Further existence of approximate first integrals for ordinary differential equations and its approximate group invariant solutions.
Collaborator: Dr Andrew Gratian Johnpillai, Eastern University, Sri Lanka.
- Cellular communication in the artery and its pathological initiation and progression.
- Pharmacokinetic modelling of drugs in human organs, and subsequent risk assessment and suggestion for clinical trials.
- Mathematical modelling in material moulding.
- Construction of approximate conservation laws/first integrals for nonlinear PDEs/ODEs, and group-invariant solutions.
Ealasukanthan Thavanayagam, David J N Wall, Tim David, A Study of Arterial Cellular Communication and Homoginisation of Homocellular Coupling, ICMCMM, 2013, MACFAST, India. (Abstract)
T. Ealasukanthan, A. G. Johnpillai, Integration of Nonlinear Differential Equations using Lie Point Symmetries, 5th Annual Research Session, 2006, proceedings, 42-50, EUSL, Sri Lanka.
My background is Mechanical Engineering with a focus in Bio-engineering. My PhD research title is “Homogenisation Theory Applied to Coupled Mammalian Cells”

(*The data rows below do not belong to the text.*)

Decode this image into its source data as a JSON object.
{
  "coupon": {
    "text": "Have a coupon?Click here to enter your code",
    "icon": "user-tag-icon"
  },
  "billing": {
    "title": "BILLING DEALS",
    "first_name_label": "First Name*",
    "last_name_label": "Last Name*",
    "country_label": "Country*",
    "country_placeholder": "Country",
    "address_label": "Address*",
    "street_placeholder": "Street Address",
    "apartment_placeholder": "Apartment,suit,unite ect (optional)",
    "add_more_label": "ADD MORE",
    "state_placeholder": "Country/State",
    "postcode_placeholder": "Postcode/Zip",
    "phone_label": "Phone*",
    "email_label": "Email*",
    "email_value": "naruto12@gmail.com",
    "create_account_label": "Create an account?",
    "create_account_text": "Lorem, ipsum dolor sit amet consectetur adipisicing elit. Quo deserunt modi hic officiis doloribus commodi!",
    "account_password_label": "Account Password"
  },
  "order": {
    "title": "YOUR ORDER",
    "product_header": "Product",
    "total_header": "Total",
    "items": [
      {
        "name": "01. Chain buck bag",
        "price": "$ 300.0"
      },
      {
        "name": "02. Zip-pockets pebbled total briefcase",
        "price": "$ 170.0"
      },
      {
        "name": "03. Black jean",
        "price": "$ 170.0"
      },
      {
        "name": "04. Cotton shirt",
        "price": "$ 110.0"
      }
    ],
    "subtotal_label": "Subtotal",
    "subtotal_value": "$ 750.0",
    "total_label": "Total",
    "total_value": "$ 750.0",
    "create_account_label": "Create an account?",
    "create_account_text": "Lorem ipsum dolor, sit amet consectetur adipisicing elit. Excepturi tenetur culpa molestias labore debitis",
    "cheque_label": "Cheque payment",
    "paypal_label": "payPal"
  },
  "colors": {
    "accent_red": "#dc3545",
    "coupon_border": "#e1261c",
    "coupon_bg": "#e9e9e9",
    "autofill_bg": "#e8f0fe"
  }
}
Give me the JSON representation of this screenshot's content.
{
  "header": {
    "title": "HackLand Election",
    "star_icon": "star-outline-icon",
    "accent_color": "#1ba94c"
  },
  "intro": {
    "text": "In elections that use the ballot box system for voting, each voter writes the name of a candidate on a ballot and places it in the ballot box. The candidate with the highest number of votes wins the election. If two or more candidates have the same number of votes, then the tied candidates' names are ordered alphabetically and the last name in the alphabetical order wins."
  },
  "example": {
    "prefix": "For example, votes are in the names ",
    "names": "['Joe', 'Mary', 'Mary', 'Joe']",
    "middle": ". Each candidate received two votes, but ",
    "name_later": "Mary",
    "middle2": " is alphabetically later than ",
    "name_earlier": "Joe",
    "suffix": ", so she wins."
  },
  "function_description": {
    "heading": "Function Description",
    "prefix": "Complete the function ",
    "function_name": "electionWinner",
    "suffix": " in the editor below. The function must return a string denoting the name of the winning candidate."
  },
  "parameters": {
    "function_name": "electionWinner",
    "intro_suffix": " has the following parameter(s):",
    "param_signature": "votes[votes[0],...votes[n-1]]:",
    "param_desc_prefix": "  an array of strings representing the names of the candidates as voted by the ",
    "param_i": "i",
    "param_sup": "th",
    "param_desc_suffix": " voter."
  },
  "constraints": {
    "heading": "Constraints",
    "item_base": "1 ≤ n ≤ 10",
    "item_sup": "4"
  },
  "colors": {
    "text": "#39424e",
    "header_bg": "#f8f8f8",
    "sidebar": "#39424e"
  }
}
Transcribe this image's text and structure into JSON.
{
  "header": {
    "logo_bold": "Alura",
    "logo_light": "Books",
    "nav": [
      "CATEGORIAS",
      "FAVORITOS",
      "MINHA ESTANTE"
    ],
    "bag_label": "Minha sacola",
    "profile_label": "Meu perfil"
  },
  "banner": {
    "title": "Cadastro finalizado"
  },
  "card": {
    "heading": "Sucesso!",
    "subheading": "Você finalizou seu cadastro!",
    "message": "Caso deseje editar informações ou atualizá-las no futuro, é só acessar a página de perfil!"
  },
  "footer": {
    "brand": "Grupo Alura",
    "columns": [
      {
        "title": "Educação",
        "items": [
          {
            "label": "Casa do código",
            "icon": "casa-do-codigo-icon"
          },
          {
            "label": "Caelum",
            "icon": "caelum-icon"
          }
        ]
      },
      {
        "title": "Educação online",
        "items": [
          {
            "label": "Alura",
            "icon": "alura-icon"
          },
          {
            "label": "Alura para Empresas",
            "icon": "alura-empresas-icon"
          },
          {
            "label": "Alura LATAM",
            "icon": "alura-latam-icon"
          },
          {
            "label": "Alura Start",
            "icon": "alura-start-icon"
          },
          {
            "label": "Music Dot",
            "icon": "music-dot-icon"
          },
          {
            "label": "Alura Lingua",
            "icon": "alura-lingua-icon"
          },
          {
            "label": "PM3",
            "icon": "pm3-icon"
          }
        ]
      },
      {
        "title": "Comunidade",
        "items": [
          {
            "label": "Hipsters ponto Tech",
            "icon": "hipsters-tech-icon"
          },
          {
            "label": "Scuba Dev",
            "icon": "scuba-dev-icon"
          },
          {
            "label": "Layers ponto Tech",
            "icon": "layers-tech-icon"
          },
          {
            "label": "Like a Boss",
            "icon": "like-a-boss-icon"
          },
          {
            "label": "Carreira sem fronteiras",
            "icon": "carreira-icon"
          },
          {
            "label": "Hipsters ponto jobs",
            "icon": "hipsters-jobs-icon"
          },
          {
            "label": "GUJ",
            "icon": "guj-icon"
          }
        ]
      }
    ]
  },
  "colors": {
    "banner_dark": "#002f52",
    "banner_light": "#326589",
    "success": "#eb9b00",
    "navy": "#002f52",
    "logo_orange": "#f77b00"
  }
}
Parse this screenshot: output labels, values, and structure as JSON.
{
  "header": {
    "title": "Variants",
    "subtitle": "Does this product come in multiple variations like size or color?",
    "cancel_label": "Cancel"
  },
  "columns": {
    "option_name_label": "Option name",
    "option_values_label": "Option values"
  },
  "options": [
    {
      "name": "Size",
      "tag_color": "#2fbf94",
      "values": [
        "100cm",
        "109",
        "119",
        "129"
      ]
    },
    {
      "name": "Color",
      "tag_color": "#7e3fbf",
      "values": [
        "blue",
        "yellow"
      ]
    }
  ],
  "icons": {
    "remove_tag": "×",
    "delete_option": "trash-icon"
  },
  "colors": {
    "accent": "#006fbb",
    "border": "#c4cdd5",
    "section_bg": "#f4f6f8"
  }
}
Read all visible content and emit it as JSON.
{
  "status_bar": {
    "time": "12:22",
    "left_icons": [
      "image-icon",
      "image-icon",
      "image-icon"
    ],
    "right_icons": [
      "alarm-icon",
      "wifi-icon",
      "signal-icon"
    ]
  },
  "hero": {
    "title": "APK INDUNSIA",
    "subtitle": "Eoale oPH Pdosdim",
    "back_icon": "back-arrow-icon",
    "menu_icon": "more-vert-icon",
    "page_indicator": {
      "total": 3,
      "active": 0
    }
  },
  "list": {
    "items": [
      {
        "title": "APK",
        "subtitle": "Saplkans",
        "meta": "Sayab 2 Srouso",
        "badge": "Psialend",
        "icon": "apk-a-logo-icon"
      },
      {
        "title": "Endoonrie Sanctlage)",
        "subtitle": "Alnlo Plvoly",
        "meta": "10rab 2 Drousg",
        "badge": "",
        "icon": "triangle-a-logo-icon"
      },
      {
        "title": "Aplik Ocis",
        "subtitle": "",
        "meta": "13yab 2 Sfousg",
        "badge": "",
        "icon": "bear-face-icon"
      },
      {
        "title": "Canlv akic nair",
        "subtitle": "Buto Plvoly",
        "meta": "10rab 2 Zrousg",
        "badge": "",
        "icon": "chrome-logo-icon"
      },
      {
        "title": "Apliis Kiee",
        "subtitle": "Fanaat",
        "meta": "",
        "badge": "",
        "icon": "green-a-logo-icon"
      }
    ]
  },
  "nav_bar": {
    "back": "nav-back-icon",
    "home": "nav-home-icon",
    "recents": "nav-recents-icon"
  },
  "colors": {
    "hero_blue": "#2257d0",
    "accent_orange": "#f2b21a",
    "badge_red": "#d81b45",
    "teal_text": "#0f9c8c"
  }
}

Up to 20% of the population suffer from migraines. Approximately three quarters of those affected are female. There is now some indication that the perfusion of blood to the brain tissue is related to migraine. One of the common symptoms prior to a full migraine attack can be disturbed vision known as a visual “Aura”. These auras are thought to be caused by Cortical Spreading Depression (CSD); a slow moving large amplitude wave consisting of potassium K+ ions traversing the occipital lobe in the brain.
We try to model and thereby understand this phenomenon using a mathematical formal procedure called homogenisation. This is really a way of finding a continuous equation for what is in reality millions of linked neurons and other cells in the brain. This mathematical model then provides spatial and temporal simulations of the potassium waves.
The motivation and purpose of my PhD research is summed up by the following questions.
- Can homogenisation theory accurately capture CSD behaviour?
- To what level of does mathematical homogenisation of the domain change the effects of cellular structure on CSD behaviour?
- What type of model elements would make homogenisation impossible (model non-linearity, discontinuity)?
- What are the physiological mechanical processes that could potentially benefit from this homogenisation process?